Gretchen gave Zane’s hand one last squeeze and then she got back into position and counted down from three. Josie’s brain went blank, all of her energy, her strength, her essence coalescing and channeling in answer to a single directive. Lift.
She was vaguely aware of Gretchen bellowing, face pinched with exertion and then her own grunts.
Lift. Lift. Lift.
The moment the machine gave and started to move at their hands, a surge of adrenaline rocketed through Josie’s veins, so potent that she was no longer aware of the strain in her own body or the rain coursing over her.
Then the machine was standing and Zane was sprawled before them, the damage to his legs sickeningly obvious.
His pelvis, at least, didn’t look quite as flat and there was no blood from what Josie could see.
Gretchen squatted by his side and touched his cheek.
“Zane, the ambulance is coming. Stay with us. Can you open your eyes for me?”
His lids opened briefly but then closed against the rain.
The damn rain. In addition to his injuries, he was likely going into shock.
They couldn’t move him. That was a job for the paramedics.
Trying to do it themselves without the right equipment or the right technique could be catastrophic.
It could be another ten or fifteen minutes before help arrived.
“He’s shivering,” Gretchen said, voice neutral.
Josie glanced over to where the garage bay door yawned open. “I’ll be right back.”
Inside the building, she dripped water everywhere, leaving a trail on the concrete and spraying every surface nearby when she twirled, scanning the items packed into the large space.
Besides the ones that Jackson had set down at the entrance, each one was labeled with a bright yellow laminated card that listed an inventory number, description, and a client’s name.
Some things were in boxes. Others were wrapped in thick layers of plastic but some, thankfully, were draped in moving blankets.
Perfect.
She strode toward the closest thing and tore two dark blue moving blankets from it, uncovering a desk.
Then she had another idea. At warp speed, she thrashed through the At Your Disposal client inventory, inadvertently breaking glass, splintering wood, and knocking over furniture that looked a hundred years old.
Fleetingly, she wondered if Hollis had insurance because, right now, she was an act of God.
It didn’t take long to find something suitable for what she had in mind.
A table big enough to seat six people, made of a type of wood she’d never seen before—almost black with thin yellow-brown stripes throughout and a lustrous sheen that told her it probably cost more than her car.
Leaving the moving blankets just inside the bay, she dragged it unceremoniously outside.
The rain came down in torrential sheets now, making her limbs feel heavy and blurring everything in sight. Water splashed with each clomp of her boots. It pooled everywhere. The table bucked and lurched as Josie yanked it toward Gretchen and Zane, just two shadowy figures in the onslaught.
“Help me!” she shouted.
Gretchen took one look at the table and jumped to her feet.

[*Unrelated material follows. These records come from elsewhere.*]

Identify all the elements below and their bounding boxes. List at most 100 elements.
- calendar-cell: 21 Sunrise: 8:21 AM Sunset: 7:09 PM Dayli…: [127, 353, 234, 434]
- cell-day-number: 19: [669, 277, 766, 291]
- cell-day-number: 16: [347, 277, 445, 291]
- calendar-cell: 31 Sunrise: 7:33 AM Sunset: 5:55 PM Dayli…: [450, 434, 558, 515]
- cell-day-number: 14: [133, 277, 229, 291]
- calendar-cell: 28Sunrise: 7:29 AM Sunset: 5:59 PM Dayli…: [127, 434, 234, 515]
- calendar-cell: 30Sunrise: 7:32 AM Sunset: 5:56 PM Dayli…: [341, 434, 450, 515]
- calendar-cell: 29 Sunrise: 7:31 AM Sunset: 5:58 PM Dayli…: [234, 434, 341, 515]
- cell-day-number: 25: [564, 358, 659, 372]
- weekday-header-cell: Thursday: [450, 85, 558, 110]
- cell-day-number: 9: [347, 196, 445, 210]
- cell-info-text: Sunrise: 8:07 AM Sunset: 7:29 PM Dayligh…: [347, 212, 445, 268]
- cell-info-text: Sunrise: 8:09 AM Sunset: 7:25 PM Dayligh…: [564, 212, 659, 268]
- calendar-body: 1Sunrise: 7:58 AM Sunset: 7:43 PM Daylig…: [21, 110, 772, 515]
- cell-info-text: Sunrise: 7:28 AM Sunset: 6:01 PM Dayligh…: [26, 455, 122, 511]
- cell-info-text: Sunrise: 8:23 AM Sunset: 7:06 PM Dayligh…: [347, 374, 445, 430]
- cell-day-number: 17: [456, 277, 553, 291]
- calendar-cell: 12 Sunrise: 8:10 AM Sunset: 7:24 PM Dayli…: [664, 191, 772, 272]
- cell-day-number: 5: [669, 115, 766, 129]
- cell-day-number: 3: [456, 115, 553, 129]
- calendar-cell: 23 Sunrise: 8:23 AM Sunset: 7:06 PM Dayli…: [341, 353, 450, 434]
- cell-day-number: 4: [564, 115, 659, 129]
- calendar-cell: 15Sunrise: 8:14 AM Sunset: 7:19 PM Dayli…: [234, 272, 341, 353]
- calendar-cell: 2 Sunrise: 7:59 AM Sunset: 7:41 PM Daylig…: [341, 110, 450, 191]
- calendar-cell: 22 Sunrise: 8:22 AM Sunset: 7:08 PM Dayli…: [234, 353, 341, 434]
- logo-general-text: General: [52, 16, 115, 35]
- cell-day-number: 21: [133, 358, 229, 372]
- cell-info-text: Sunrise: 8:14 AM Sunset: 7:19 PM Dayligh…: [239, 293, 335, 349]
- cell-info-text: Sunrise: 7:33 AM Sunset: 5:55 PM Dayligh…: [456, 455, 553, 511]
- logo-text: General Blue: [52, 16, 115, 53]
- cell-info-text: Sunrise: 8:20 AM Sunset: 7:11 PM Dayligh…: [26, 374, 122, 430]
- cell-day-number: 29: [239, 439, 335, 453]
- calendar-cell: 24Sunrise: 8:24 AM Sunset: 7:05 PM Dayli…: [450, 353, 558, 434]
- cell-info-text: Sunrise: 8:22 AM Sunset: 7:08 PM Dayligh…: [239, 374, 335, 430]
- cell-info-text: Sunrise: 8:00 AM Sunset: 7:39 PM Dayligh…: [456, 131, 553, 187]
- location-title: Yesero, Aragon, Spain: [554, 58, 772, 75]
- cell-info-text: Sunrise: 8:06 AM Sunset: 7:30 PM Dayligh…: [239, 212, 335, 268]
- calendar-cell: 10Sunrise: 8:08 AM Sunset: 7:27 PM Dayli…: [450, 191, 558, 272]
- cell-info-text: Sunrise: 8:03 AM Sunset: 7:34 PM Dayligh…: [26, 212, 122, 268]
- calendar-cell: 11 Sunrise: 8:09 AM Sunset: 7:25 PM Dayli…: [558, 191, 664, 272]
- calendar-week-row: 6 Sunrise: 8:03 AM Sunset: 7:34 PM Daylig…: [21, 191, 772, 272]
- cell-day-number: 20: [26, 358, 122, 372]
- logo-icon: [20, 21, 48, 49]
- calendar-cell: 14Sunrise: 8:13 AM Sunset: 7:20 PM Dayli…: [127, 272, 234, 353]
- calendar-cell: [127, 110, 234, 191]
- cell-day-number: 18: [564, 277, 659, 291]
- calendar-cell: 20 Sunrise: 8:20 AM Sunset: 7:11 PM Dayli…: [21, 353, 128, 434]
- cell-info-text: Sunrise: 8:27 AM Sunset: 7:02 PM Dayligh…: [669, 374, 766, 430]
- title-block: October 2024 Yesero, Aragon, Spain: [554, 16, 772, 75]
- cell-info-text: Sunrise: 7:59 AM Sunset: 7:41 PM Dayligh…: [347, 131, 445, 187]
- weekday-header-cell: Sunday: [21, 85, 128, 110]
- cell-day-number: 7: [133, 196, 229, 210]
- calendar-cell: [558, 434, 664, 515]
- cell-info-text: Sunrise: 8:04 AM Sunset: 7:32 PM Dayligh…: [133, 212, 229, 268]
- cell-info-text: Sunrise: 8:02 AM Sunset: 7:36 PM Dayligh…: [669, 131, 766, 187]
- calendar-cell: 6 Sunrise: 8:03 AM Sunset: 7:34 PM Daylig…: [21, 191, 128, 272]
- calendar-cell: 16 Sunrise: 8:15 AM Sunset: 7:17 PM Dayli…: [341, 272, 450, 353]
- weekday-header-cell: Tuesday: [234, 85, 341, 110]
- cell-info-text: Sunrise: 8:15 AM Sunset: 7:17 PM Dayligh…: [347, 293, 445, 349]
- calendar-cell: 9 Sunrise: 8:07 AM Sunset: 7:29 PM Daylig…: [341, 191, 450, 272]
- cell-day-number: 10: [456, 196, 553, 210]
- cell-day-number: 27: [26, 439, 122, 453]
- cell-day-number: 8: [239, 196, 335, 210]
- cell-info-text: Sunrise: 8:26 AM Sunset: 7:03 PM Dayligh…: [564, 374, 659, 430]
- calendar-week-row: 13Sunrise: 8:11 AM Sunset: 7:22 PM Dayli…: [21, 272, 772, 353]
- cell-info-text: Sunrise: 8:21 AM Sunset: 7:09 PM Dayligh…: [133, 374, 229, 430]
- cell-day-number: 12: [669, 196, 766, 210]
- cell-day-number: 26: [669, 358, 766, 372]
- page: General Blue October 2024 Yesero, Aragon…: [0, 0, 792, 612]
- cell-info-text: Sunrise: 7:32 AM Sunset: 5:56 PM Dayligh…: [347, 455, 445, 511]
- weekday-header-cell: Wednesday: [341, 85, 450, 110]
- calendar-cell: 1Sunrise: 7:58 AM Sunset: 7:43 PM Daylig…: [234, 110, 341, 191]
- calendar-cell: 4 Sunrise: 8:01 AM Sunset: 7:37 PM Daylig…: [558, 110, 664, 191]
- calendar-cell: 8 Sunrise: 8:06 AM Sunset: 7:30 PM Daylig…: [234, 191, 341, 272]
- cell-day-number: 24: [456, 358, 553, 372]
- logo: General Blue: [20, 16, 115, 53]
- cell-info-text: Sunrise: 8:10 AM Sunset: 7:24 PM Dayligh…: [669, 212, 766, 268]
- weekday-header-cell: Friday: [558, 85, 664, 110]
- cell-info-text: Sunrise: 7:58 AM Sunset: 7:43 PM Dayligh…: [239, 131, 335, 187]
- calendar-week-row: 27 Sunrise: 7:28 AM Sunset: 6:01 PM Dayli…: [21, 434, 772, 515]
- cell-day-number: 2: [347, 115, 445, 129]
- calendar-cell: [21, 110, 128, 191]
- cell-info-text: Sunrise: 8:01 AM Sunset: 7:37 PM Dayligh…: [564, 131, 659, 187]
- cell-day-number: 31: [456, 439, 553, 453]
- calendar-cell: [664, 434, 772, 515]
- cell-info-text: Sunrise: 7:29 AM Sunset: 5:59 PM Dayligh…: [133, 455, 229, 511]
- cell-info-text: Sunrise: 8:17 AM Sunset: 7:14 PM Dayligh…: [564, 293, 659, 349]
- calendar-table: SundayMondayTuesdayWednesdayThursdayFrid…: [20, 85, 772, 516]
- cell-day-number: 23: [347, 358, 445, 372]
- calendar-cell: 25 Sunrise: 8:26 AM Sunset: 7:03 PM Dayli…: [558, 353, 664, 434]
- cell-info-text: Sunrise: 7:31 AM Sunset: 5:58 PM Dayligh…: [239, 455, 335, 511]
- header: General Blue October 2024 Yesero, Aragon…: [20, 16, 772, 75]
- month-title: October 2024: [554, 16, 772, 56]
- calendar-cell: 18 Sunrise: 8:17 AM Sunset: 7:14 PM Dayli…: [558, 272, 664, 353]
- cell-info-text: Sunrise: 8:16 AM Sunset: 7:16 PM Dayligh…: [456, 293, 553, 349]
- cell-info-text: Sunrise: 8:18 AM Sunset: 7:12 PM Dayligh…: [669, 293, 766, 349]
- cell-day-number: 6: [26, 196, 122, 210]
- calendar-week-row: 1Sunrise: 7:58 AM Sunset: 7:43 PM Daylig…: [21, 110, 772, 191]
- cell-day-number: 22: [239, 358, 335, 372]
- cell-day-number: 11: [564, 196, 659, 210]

They each lifted a side, guiding it up and over the top of Zane, careful to make sure none of the legs touched him.
Once he was shielded from the torrent, Josie ran back for the moving blankets.
She crawled under the table with him and with the care of a surgeon operating on her own child, covered him from his toes to his chin.
Gretchen appeared on his other side, scuttling close to him and placing a hand on his forehead. Josie didn’t even know if he was still alive. She pressed her index and middle finger against his throat, relief crashing over her when she felt a weak pulse.
“I’m going to go up front so I can tell the ambulance where to find you,” she shouted.
Gretchen gave her a thumbs up.
Then she was going after Jackson Wright.